The most surprisng one for me is James Cromwell. He plays Dr. Cantor in the film. Cantor is the man who invented surrogates. If you havent seen Cromwell before he is a decorated character actor who is great at really getting into his roles. Even at 69 he still does great films. But what makes his part so interesting in the film is that he IS but ISNT. Im not trying to sound weird but he has a very small part in the movie, as himself. He has parts in the intro and has a big reveal at the end and gives a Matrix like Architect feeling and speech and than thats it.
His part is almost identical to his (above) but it also has a great individuality with what he DOESNT DO. Cantor fears showing himself for fear of running the risk of a dread wanting to kill him, so he has many different surrogates that talk for him in all sorts of different shapes and sizes. Even though its not Cromwell, you can sense him through his surrogates. Also with that comes his feeling of prescence in the movie. Even when hes not there you feel him there like hes gonna pop out and say something.

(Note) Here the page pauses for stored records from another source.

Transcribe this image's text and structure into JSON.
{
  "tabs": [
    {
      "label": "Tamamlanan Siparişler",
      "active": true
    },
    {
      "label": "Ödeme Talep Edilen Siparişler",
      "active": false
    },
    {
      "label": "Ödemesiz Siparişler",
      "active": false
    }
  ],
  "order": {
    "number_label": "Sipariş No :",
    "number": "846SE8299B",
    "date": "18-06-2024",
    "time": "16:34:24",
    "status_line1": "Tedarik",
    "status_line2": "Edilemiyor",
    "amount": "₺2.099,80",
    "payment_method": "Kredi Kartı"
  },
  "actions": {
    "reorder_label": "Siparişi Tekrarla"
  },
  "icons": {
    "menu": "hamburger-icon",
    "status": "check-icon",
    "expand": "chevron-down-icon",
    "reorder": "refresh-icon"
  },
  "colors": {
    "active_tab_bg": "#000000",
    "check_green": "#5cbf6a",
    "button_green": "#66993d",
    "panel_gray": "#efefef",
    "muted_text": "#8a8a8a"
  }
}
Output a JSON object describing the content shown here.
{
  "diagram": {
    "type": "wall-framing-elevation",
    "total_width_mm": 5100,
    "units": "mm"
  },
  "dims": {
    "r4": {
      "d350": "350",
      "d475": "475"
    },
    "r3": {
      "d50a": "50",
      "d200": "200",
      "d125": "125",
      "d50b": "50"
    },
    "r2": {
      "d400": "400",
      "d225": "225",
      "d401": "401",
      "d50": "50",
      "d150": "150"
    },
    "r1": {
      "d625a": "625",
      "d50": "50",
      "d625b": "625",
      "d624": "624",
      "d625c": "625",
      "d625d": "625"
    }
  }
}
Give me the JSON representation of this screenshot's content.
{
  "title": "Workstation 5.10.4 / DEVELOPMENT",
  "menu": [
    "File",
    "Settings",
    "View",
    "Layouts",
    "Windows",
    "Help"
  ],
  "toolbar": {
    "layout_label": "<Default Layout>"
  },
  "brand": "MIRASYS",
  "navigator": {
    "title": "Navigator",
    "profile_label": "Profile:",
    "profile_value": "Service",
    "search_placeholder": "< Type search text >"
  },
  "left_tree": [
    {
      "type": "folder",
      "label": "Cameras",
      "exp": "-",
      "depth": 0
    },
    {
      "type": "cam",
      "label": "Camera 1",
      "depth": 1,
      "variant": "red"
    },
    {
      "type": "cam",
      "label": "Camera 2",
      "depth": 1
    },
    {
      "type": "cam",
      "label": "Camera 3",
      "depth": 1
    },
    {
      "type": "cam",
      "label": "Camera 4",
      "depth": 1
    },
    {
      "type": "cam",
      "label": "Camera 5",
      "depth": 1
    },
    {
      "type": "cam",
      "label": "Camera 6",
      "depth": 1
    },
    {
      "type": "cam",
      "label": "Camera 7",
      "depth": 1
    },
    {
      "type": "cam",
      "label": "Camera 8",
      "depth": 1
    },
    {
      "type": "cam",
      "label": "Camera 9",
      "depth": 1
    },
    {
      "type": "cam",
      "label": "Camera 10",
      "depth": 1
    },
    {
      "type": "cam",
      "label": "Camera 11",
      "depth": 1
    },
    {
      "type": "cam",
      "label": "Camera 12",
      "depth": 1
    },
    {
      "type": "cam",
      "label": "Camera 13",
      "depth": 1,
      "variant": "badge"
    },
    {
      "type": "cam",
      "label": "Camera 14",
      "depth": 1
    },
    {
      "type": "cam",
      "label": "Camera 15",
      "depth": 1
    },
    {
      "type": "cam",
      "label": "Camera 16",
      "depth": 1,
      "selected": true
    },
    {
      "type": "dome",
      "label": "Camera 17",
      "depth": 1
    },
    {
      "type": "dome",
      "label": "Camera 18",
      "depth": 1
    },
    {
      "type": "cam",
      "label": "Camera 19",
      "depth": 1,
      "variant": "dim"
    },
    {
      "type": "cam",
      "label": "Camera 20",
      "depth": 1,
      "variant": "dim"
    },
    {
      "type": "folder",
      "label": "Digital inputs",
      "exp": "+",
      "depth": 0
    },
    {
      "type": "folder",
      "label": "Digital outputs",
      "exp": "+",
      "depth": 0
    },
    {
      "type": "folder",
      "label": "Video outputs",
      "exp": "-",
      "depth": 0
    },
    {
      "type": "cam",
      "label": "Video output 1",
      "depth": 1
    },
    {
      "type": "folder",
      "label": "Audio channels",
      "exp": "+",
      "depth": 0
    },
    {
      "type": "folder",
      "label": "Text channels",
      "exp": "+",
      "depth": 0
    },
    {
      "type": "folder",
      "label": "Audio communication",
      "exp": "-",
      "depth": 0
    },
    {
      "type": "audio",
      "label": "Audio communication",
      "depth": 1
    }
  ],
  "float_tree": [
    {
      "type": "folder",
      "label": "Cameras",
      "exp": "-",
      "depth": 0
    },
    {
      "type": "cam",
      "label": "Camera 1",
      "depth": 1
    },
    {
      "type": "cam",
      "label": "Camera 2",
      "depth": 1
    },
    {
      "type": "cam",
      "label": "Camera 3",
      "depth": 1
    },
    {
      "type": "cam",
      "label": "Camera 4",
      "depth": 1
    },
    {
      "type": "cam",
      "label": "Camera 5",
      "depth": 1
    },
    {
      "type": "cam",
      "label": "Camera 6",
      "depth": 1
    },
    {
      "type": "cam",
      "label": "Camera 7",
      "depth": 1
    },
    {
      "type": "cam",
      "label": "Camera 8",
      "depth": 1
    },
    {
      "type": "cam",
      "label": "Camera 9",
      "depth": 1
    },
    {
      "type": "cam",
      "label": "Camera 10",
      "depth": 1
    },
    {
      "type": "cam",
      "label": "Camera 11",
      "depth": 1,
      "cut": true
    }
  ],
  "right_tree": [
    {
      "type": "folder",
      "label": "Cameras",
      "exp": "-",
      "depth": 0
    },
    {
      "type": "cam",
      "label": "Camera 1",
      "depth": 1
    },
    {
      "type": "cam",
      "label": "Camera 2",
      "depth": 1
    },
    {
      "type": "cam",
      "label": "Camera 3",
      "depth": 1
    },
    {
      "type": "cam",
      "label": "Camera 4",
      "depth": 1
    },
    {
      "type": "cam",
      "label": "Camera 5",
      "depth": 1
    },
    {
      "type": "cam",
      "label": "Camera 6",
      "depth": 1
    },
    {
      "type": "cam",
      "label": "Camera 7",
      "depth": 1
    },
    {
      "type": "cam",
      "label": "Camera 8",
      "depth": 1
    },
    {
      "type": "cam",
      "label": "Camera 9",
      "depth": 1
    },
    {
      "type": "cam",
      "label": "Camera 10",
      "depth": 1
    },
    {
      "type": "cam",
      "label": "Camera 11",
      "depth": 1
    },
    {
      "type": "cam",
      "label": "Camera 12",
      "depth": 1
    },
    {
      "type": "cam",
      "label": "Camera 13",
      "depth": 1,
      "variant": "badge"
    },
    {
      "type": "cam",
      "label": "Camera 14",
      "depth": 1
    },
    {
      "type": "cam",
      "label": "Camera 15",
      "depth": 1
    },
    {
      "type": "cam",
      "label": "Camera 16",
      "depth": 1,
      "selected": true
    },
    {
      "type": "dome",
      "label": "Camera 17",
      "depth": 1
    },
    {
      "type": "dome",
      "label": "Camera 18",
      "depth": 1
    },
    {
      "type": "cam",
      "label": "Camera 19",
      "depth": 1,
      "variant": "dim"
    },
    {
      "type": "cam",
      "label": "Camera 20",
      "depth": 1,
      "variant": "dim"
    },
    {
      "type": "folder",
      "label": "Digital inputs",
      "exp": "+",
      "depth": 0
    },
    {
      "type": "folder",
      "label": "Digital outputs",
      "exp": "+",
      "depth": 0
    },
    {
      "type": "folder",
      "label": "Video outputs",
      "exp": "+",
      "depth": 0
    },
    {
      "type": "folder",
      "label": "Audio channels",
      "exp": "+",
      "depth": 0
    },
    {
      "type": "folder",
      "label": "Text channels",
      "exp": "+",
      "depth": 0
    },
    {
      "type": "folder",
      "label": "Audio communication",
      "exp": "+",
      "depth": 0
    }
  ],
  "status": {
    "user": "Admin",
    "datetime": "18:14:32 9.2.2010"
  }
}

Speaking of popping up, lets talk about the thrills. This is a thriller sci fi if I remember correctly. The thrills are actually genuinely good in this movie. Sure there is the occasional routine pop scare and of course Bruce Willis getting hit by a car/truck/SUV (EVERY MOVIE) but for the most part the tension is REAL and when the characters exhale sharply, you tend to be doing the same. The thrills are well done and accompanied by a great score which only adds to the tenison.
Honestly i was expecting a mediocre RENT IT Sci-Fi thriller and instead what I got was a dark horse for one of the best movies of 2009. If you like deep, thought provoking thrillers than by all means this is your film.